A Python implementation of a Shazam-like song recognition system based on spectrogram peak constellation maps and audio fingerprint hashing.
The system identifies a song from a short audio clip by matching time-aligned spectral fingerprints against a database.
This project demonstrates how audio fingerprinting works at a low level using:
- Digital Signal Processing (DSP)
- Spectrogram peak detection
- Hash-based matching with temporal alignment
Given:
- A database of songs
- A short query clip (e.g., 10 seconds)
The system returns:
- The most likely matching song
- A confidence score based on aligned hash matches
- Convert audio to mono and normalize
- Compute spectrogram (STFT)
- Detect prominent spectral peaks
- Create a constellation map
- Generate compact fingerprints (hashes)
- Match query fingerprints against database
- Vote using time-offset alignment
This approach is inspired by Shazam’s audio fingerprinting technique.

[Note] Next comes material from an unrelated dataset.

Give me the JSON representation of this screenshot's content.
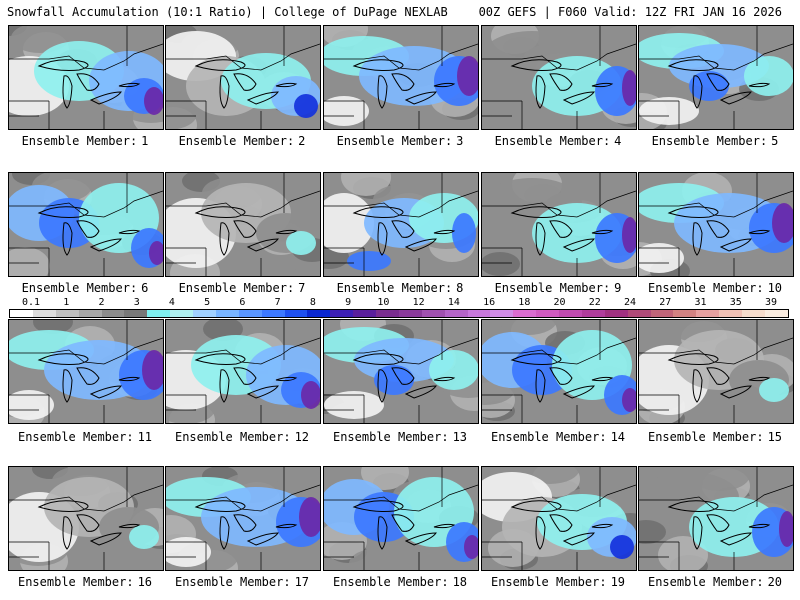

Contains all DSP and fingerprinting logic.
Key Functions
-
read_wav_file()
Reads WAV audio, converts stereo to mono, and normalizes amplitude. -
compute_spectrogram()
Computes magnitude spectrogram using FFT and Hann windowing. -
detect_spectrogram_peaks()
Detects local maxima using neighborhood filtering and thresholding. -
generate_fingerprints()
Generates compact hashes from anchor–target peak pairs using frequency and time deltas.
Implements database creation and song matching.
Database Structure
{
"Song_name": "...",
"Fingerprint": [(hash, time_offset), ...]
}